Prefrontal and cingulate interactions in cognitive.. (Reversible Cognition)
Prefrontal and cingulate interactions in cognitive control: reversible inactivation and electrocorticograms
(Reversible Cognition)
Start date: Mar 1, 2012,
End date: Feb 28, 2014
PROJECT
FINISHED
An important feature of human cognition is its remarkable flexibility. Cognitive control refers to processes that allow behaviour to vary adaptively depending on current goals. Understanding it is therefore fundamental to knowing how our behaviour can be adapted and flexible. Deficits in cognitive control, and imbalances in related neurotransmitters such as dopamine, are associated with a number of psychological and neurological conditions, including schizophrenia and the cognitive symptoms of Parkinson’s disease.
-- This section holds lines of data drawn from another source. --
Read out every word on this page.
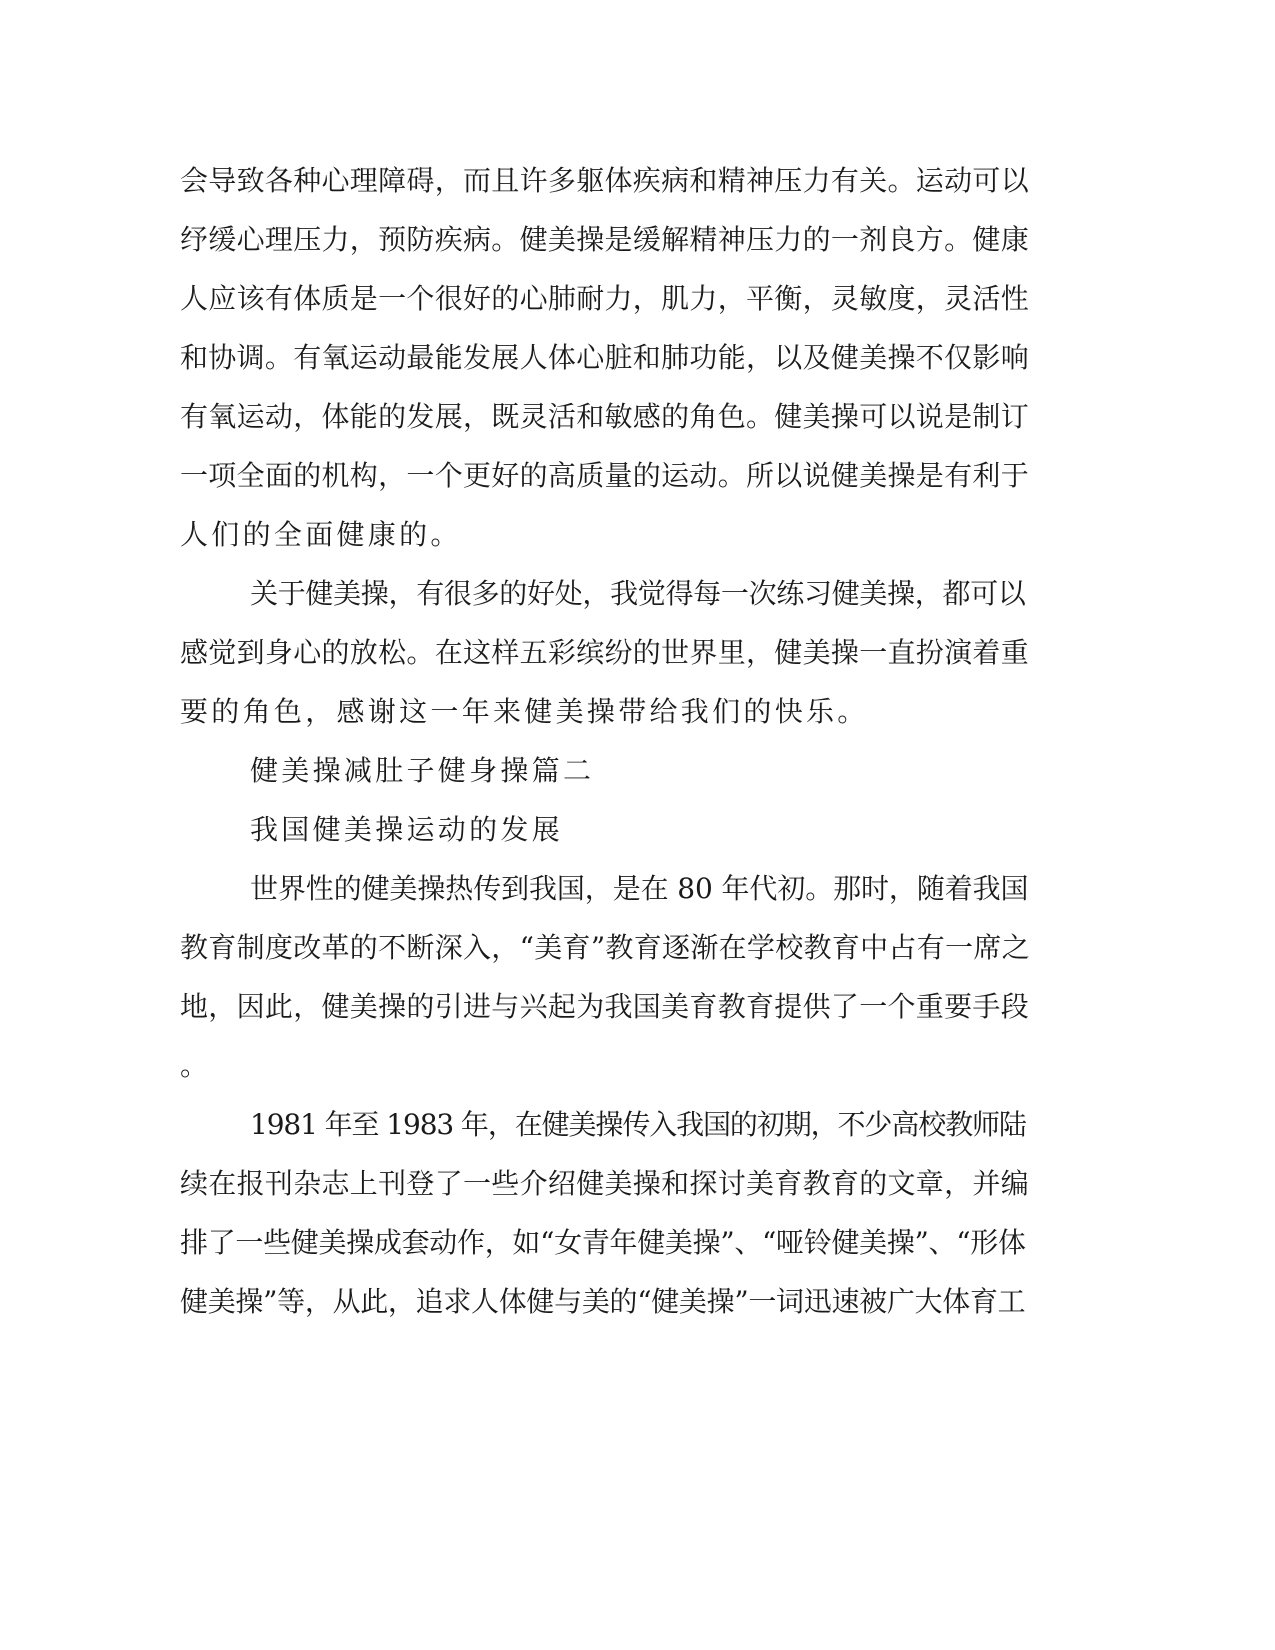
会导致各种心理障碍，而且许多躯体疾病和精神压力有关。运动可以
纾缓心理压力，预防疾病。健美操是缓解精神压力的一剂良方。健康
人应该有体质是一个很好的心肺耐力，肌力，平衡，灵敏度，灵活性
和协调。有氧运动最能发展人体心脏和肺功能，以及健美操不仅影响
有氧运动，体能的发展，既灵活和敏感的角色。健美操可以说是制订
一项全面的机构，一个更好的高质量的运动。所以说健美操是有利于
人们的全面健康的。
关于健美操，有很多的好处，我觉得每一次练习健美操，都可以
感觉到身心的放松。在这样五彩缤纷的世界里，健美操一直扮演着重
要的角色，感谢这一年来健美操带给我们的快乐。
健美操减肚子健身操篇二
我国健美操运动的发展
世界性的健美操热传到我国，是在 80 年代初。那时，随着我国
教育制度改革的不断深入，“美育”教育逐渐在学校教育中占有一席之
地，因此，健美操的引进与兴起为我国美育教育提供了一个重要手段
。
1981 年至 1983 年，在健美操传入我国的初期，不少高校教师陆
续在报刊杂志上刊登了一些介绍健美操和探讨美育教育的文章，并编
排了一些健美操成套动作，如“女青年健美操”、“哑铃健美操”、“形体
健美操”等，从此，追求人体健与美的“健美操”一词迅速被广大体育工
Both prefrontal cortex (PFC) and anterior cingulate cortex (ACC) are known to have important roles in cognitive control, but the details of how they achieve this, how they interact, and the roles of those neurotransmitters are unclear. An important way to discover this is to record the effects of inactivating those regions and neurotransmitter systems, as this reveals how these systems are critical to cognition.This project will reveal the nature of the frontal lobe interactions that subserve cognitive control, and their neurochemical basis, by combining inactivation and neurophysiological techniques.In macaque monkeys performing a well-established test of multiple elements of cognitive control, we will reversibly inactivate targeted regions of ACC and PFC whilst simultaneously recording continuous neurophysiological data using chronically implanted electroencephalography. We will go on to record the same data during reversible localized blockade of targeted neurotransmitter systems, beginning with dopamine, and then to functionally disconnect ACC and PFC.The project will have significant benefits for both fundamental and clinical research, and represents a rare combination of techniques made possible by mobility between laboratories. It will substantially enhance the career of the researcher.